Store-operated calcium entry induced by activation of Gq-coupled alpha1B adrenergic receptor in human osteoblast

Abstract

Recent studies have revealed that the sympathetic nervous system is involved in bone metabolism. We previously reported that noradrenaline (NA) suppressed K+ currents via Gi/o protein-coupled alpha1B-adrenergic receptor (α1B-AR) in human osteoblast SaM-1 cells. Additionally, it has been demonstrated that the intracellular Ca2+ level ([Ca2+]i) was increased by NA via α1B-AR. In this study, we investigated the signal pathway of NA-induced [Ca2+]i elevation by using Ca2+ fluorescence imaging in SaM-1 cells. NA-induced [Ca2+]i elevation was suppressed by pretreatment with a PLC inhibitor, U73122. This suggested that the [Ca2+]i elevation was mediated by Gq protein-coupled α1B-AR. On the other hand, NA-induced [Ca2+]i elevation was completely abolished in Ca2+-free solution, which suggested that Ca2+ influx is the predominant pathway of NA-induced [Ca2+]i elevation.
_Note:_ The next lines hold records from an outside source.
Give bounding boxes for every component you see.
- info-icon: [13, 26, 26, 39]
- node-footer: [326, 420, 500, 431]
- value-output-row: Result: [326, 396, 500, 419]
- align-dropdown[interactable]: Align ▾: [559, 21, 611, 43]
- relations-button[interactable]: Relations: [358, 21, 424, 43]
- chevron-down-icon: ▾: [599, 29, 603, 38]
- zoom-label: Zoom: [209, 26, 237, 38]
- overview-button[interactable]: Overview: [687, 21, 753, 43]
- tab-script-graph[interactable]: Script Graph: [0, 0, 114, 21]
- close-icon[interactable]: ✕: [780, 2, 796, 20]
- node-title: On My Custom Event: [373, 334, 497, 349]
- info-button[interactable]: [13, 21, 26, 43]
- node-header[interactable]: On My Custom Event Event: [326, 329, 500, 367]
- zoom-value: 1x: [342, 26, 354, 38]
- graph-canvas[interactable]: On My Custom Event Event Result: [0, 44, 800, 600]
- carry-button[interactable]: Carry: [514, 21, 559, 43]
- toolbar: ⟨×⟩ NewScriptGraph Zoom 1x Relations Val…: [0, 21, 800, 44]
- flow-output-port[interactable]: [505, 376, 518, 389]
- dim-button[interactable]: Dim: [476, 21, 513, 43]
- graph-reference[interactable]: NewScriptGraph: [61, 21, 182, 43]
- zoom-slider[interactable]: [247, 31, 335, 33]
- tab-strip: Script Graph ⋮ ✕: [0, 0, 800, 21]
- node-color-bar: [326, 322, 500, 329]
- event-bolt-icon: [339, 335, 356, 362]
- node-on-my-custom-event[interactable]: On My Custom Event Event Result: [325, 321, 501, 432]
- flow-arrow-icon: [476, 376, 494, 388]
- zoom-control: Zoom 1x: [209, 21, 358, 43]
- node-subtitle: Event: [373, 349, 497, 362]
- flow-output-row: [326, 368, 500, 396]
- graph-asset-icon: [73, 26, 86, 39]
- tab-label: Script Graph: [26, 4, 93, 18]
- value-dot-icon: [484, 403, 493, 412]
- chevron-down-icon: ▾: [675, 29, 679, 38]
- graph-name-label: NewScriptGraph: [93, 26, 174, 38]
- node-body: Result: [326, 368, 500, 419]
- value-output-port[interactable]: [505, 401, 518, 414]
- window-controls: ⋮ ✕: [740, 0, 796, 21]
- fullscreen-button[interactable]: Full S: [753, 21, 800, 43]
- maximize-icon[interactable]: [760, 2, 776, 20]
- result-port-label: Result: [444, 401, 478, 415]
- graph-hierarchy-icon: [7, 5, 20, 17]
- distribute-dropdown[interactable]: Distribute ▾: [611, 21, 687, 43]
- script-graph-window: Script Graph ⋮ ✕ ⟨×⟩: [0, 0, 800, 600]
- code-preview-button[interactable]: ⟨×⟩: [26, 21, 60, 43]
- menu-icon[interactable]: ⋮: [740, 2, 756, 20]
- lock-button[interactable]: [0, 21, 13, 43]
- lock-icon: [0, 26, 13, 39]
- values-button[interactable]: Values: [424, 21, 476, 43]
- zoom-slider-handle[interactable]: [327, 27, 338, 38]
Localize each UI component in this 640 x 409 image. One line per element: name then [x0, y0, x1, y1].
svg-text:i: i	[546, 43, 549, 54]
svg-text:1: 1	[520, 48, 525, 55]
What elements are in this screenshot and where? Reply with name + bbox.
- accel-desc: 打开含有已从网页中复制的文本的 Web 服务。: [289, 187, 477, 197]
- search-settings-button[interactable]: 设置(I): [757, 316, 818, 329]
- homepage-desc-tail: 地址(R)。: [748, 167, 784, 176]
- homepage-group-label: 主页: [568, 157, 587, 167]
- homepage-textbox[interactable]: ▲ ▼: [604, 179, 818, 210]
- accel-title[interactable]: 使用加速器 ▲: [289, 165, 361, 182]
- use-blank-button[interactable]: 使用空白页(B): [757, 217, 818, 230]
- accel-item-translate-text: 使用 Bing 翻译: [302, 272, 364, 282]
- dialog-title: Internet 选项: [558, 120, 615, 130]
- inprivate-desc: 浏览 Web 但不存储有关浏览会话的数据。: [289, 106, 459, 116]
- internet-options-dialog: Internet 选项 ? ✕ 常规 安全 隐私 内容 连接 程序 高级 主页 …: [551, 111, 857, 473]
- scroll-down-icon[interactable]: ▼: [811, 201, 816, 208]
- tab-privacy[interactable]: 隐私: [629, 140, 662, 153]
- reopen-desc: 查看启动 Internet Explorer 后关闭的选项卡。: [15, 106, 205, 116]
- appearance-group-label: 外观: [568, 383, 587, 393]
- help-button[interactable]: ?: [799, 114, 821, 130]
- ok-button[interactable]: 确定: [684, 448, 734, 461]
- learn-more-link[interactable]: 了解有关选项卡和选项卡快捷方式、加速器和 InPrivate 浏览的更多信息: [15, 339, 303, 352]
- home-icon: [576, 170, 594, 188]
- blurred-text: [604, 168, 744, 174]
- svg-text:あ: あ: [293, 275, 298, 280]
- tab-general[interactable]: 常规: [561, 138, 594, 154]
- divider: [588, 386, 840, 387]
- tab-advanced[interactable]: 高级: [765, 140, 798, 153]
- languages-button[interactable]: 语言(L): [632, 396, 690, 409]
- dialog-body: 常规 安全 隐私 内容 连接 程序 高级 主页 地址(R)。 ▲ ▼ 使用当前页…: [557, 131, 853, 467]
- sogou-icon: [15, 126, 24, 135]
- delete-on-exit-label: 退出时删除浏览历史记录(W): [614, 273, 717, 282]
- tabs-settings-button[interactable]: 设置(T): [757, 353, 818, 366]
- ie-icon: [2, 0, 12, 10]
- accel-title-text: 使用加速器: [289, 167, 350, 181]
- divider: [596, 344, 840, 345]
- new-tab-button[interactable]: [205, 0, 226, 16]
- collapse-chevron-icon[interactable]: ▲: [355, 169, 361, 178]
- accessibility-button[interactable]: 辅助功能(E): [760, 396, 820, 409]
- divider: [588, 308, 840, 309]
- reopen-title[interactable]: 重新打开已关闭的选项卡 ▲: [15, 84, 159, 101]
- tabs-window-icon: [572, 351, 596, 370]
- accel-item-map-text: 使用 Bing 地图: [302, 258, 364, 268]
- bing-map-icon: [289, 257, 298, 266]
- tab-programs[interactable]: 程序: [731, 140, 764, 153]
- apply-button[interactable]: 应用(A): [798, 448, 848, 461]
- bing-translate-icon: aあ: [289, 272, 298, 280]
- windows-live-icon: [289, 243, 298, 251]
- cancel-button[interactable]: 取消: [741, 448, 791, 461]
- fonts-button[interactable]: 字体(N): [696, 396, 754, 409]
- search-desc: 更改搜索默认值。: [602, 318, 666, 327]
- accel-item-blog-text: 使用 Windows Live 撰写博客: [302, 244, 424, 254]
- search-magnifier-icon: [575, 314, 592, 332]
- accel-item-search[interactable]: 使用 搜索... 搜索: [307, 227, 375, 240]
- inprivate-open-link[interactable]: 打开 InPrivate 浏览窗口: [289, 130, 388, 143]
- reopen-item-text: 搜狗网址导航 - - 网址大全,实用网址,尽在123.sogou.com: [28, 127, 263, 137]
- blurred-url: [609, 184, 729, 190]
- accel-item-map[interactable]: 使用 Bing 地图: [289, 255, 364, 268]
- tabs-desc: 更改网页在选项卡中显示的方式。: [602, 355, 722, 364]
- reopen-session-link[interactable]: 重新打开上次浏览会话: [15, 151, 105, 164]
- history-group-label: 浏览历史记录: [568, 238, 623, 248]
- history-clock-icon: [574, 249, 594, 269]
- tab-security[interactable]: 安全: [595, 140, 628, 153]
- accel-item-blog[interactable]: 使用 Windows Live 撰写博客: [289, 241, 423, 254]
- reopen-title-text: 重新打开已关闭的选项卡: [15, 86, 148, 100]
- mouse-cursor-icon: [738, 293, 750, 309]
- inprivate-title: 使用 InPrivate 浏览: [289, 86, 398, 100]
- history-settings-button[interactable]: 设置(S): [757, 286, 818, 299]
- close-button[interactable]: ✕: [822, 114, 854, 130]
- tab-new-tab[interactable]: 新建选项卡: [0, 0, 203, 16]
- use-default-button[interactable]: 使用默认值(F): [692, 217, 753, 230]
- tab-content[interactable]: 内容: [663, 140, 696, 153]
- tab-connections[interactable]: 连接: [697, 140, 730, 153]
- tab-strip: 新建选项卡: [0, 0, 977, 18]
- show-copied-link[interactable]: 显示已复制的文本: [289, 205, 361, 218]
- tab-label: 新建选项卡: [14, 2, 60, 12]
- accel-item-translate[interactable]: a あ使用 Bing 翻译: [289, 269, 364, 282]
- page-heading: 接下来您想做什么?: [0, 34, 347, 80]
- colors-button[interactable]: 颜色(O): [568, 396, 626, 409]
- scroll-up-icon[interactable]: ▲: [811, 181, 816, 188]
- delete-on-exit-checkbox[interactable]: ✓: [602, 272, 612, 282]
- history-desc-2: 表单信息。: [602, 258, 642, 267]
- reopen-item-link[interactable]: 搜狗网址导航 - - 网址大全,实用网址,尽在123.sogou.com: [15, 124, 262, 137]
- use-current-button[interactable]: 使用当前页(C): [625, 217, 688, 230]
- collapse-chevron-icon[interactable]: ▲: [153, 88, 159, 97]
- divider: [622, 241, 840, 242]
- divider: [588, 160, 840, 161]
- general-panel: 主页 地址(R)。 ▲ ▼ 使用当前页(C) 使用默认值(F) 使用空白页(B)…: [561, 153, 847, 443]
Although the inhibition of K+ channel by NA caused membrane depolarization, the [Ca2+]i elevation was not affected by voltage-dependent Ca2+ channel blockers, nifedipine and mibefradil. Meanwhile, NA-induced [Ca2+]i elevation was abolished following activation of store-operated Ca2+ channel by thapsigargin. Additionally, the [Ca2+]i elevation was suppressed by store-operated channel inhibitors, 2-APB, flufenamate, GdCl3 and LaCl3. These results suggest that Ca2+ influx through store-operated Ca2+ channels plays a critical role in the signal transduction pathway of Gq protein-coupled α1B-AR in human osteoblasts.